Fredy Girardet, fellow three-starred chef and friend of Violier and his wife, told Swiss newspaper  Tribune de Genève he was “completely stunned” at the loss. “I can see no motive for such an act. He was a brilliant young man, with enormous talent and an impressive work potential. He gave the impression of being perfect. This news is so sad.”

Jean Francois Piege, another star French chef, wrote on Twitter: “An immense chef, an immense sadness, thoughts go out to his family and his team.”

Benoit Violier, award-winning chef
Benoit Violier, award-winning chef

Violier, born in La Rochelle, France, had been at the Crissier restaurant since 1996. His long tutelage took place under his mentor, “second father ” and towering giant of Haute Cuisine, Philippe Rochat, who died suddenly in the summer of 2015. Violier’s restaurant had been awarded a prestigious three star rating and come top in a French guide to the world’s top dining establishments.

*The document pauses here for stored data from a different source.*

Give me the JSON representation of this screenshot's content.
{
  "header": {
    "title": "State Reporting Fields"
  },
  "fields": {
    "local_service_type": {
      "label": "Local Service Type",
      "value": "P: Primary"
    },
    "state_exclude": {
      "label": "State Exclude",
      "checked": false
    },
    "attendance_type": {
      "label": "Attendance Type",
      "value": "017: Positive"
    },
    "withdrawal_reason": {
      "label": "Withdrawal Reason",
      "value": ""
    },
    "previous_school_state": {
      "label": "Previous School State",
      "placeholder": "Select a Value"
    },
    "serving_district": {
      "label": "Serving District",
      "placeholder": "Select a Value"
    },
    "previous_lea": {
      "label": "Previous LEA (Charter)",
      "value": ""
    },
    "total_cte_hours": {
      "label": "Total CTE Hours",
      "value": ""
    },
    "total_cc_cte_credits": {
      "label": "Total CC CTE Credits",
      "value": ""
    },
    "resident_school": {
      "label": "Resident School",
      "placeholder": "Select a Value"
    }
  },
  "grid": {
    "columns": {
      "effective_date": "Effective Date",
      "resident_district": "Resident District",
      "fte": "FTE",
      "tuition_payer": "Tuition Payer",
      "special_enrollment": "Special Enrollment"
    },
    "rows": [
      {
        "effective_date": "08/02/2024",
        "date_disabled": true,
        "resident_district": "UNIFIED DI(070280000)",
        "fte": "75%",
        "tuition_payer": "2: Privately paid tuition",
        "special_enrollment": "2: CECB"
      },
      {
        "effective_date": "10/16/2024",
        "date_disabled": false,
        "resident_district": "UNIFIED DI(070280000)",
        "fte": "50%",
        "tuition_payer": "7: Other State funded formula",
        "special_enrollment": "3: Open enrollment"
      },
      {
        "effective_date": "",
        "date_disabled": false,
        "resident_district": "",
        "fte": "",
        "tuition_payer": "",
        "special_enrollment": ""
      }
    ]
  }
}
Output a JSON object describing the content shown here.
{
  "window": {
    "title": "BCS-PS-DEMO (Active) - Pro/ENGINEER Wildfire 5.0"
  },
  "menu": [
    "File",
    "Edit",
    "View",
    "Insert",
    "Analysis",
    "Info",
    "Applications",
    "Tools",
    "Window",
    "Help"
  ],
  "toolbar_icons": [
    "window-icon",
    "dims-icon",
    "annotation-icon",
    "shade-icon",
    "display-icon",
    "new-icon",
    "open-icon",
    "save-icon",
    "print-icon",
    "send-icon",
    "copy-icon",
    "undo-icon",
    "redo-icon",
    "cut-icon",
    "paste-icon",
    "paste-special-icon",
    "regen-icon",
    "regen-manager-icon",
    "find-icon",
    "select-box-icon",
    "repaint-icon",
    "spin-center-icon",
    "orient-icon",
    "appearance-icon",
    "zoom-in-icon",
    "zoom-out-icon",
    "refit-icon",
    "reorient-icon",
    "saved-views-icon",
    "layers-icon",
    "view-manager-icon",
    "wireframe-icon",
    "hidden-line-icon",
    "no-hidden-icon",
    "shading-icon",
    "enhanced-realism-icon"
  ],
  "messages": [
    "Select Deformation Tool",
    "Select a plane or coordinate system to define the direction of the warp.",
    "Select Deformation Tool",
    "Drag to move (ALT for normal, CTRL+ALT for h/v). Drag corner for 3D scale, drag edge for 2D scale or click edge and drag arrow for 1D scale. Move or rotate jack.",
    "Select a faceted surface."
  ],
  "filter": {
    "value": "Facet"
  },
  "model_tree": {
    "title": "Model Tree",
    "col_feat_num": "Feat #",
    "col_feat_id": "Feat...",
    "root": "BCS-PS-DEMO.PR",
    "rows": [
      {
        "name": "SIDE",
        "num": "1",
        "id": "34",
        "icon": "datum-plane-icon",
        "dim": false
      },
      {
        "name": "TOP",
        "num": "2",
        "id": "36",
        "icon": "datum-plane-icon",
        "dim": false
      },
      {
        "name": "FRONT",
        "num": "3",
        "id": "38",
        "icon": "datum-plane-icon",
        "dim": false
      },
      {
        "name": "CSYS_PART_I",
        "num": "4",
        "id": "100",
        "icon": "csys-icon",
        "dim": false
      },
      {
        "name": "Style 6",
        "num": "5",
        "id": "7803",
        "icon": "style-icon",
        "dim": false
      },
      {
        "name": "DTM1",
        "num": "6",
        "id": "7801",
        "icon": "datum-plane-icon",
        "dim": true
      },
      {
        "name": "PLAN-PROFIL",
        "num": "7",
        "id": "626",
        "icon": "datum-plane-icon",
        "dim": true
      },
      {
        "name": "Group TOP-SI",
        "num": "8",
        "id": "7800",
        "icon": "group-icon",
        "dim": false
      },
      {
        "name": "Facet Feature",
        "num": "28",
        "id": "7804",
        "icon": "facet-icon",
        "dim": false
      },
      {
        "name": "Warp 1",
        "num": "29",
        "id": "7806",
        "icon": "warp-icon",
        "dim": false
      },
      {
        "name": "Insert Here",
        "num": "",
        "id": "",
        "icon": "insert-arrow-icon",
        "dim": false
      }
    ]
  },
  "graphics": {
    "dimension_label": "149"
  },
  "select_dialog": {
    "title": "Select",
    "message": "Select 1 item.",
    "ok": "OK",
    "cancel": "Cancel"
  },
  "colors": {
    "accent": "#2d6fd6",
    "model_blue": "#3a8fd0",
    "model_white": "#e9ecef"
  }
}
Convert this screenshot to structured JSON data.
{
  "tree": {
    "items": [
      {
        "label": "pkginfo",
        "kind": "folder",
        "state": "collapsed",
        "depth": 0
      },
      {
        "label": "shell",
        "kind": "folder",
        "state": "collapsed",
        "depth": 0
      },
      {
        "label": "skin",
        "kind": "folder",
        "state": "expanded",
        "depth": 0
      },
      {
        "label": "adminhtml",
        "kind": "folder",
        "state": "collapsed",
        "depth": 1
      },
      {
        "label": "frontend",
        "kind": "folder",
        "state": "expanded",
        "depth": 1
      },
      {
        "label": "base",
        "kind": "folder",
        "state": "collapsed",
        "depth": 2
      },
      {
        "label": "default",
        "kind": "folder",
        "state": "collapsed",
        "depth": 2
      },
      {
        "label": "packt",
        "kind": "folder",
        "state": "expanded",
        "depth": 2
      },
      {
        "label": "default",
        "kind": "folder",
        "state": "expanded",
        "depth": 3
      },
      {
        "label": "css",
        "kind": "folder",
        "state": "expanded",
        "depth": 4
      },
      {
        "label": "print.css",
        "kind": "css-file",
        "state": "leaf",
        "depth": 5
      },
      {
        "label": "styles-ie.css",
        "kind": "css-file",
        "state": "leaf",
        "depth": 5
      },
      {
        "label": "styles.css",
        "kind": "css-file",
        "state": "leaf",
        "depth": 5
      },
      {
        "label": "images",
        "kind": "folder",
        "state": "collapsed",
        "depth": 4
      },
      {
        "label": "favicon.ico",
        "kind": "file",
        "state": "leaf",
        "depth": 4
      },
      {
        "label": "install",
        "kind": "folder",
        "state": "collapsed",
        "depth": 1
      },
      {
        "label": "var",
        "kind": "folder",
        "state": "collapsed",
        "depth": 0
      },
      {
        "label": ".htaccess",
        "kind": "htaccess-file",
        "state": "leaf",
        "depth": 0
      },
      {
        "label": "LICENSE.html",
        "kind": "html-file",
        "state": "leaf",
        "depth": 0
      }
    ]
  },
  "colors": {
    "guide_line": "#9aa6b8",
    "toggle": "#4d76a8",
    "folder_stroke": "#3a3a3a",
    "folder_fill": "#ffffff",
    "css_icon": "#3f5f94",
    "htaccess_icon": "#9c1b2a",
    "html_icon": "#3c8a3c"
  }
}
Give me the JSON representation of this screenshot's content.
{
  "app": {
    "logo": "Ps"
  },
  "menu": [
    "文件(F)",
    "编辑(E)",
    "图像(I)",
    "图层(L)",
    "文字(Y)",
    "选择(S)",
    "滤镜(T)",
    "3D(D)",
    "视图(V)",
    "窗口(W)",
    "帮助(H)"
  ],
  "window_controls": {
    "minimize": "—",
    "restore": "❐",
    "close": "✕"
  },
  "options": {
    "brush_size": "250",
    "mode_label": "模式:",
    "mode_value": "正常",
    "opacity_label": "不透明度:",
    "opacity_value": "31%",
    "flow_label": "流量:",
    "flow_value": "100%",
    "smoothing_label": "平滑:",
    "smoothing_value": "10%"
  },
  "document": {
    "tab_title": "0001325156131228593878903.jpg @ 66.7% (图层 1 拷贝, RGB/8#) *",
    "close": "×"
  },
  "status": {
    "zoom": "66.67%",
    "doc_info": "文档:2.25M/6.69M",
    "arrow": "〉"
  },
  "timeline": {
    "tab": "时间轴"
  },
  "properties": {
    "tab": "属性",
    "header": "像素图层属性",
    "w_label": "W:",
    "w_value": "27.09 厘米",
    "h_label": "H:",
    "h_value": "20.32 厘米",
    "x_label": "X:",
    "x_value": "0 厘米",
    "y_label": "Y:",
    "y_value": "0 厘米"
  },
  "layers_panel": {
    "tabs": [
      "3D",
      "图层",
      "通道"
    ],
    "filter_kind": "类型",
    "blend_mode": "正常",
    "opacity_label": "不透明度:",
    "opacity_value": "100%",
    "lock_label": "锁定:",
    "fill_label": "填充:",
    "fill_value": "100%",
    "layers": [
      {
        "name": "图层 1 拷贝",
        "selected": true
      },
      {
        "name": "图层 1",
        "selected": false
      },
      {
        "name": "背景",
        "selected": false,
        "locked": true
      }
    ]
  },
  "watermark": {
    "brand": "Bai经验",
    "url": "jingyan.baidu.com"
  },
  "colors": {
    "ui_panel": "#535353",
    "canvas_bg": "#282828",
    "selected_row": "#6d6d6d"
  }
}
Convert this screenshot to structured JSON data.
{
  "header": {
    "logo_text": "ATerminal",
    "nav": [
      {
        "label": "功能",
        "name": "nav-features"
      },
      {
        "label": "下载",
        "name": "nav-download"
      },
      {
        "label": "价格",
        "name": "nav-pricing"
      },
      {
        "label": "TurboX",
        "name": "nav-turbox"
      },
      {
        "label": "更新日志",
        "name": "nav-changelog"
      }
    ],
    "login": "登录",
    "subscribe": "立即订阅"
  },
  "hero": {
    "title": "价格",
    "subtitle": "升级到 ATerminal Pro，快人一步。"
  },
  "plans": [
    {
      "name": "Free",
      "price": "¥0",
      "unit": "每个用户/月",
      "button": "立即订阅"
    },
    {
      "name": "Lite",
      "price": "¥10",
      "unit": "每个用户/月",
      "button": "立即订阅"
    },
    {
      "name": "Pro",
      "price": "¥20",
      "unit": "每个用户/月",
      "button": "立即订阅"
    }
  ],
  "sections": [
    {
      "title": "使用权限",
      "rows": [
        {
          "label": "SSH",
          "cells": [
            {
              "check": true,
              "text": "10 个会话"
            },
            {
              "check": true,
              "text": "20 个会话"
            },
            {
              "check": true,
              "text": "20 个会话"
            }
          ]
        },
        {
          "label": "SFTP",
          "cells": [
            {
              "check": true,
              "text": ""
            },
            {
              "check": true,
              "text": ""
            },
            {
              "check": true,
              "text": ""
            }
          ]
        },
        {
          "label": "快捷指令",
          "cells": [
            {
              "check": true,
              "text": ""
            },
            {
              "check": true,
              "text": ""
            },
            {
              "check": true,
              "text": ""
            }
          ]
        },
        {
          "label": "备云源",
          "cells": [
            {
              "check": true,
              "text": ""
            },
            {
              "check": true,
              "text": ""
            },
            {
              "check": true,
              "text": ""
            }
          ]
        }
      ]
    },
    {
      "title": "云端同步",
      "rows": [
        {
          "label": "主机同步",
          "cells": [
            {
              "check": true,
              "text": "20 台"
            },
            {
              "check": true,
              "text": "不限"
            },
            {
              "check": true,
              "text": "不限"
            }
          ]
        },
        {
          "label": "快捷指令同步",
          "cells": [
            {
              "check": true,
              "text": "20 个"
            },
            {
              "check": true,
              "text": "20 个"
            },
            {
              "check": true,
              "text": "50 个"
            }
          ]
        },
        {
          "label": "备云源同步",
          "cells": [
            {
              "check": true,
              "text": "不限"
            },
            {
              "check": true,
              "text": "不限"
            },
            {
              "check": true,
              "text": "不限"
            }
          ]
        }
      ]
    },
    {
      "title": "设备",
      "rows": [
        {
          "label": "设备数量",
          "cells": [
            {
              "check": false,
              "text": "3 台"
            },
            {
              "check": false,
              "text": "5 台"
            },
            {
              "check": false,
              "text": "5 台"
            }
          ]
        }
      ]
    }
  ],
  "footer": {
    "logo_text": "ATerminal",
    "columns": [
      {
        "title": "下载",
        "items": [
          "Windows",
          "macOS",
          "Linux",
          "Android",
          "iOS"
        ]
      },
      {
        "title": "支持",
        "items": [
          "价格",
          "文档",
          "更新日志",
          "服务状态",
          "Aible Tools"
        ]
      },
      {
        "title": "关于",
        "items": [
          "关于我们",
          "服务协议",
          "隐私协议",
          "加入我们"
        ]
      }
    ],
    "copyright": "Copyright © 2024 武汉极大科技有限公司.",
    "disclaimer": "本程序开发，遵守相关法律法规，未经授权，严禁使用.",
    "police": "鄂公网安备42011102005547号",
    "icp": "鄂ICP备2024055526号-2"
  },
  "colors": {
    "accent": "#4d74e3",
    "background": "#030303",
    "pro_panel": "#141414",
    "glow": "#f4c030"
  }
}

Having also lost his real father recently, reports suggest Violier may have been suffering from both grief and the attendant pressure of running one of the world’s best eateries. Michelin – who operate the most widely recognised restaurant and hotel guide – were due to publish their 2016 edition this very week. For the very top restaurants the awarding – or taking away – of a Michelin star can make or break a restaurant and business.

A hugely driven and successful chef, Violier had previously spoken about the levels of stress involved for a man in his position: “It’s my life. I go to sleep with cooking, I wake up to cooking.” He described the pressure of running the restaurant as “necessary” to maintain standards.